Many people in their 60’s think about slowing down but for Dayton it was when he STARTED on one of the most challenging projects in his life.– Deb Black, Publisher, Today’s Horse Magazine, and Board of Directors of the Black Hills Wild Horse Sanctuary
“I had sworn that wild horses couldn’t drag me away from Yamsi but they ended up doing just that. I turned the ranch over to my family and took off to pursue my dream. All too suddenly, I left my friends and livelihood behind to get those wild horses [in a BLM holding facility near Lovelock, Nevada] out of the dust, disease, and boredom of the feedlots, and let them run free on better land than they had seen this century.

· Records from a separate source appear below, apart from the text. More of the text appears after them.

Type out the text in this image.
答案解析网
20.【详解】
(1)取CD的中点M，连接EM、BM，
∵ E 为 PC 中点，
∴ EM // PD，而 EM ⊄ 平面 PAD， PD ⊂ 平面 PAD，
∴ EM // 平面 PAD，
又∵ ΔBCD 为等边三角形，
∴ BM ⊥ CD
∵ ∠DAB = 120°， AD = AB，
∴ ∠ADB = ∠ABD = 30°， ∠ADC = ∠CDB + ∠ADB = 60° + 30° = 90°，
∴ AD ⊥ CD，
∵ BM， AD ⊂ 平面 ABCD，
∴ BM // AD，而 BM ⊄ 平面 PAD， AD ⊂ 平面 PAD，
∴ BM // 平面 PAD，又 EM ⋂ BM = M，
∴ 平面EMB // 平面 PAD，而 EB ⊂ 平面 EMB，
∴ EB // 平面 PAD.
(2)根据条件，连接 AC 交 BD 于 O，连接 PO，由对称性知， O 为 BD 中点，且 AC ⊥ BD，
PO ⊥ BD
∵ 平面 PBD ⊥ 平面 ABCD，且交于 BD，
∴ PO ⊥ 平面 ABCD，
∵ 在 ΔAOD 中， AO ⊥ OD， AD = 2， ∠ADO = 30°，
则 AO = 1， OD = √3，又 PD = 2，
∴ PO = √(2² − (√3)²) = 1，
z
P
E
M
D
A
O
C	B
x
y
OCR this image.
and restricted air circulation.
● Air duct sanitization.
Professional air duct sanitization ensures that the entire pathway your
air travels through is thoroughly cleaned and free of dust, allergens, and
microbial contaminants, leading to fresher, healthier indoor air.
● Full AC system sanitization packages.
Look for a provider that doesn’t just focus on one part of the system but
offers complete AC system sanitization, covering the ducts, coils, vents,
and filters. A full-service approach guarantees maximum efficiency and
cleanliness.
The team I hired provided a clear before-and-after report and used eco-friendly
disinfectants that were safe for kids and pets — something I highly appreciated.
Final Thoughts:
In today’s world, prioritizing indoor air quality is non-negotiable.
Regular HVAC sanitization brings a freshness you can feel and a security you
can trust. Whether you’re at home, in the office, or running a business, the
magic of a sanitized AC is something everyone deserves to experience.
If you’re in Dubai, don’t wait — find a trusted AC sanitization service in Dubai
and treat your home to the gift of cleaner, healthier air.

I found that range in South Dakota.
Why me? Because I owed wild horses something! I have one ache and one pain in my body for every horse I ever met, but so many memories and so much joy. I was maybe fourteen when I rode my horse up over a lava rim rock and surprised a wild horse family dozing on a spring meadow near Fuego Mountain south of Yamsi. They were all grullas, blue velvet mares and a blue velvet stallion, all with black dorsal stripes. One moment their hooves rung bell-like on the lava table rock, then the next they had vanished into lodgepole thickets, and only the snapping of branches and a pale shroud of pumice dust marked their passing. For years I rode those horses in my dreams.” – Dayton O. Hyde, Pastures of Beyond
Dayton Hyde pestered congressmen and government agencies to support a sanctuary for wild horses in South Dakota. His persistence paid off with the opening of the Black Hills Wild Horse Sanctuary in 1988. Seen here riding Lark, one of the four wild
mustangs he personally adopted. Lark is one of our sponsorship horses and the last one of the original horses left.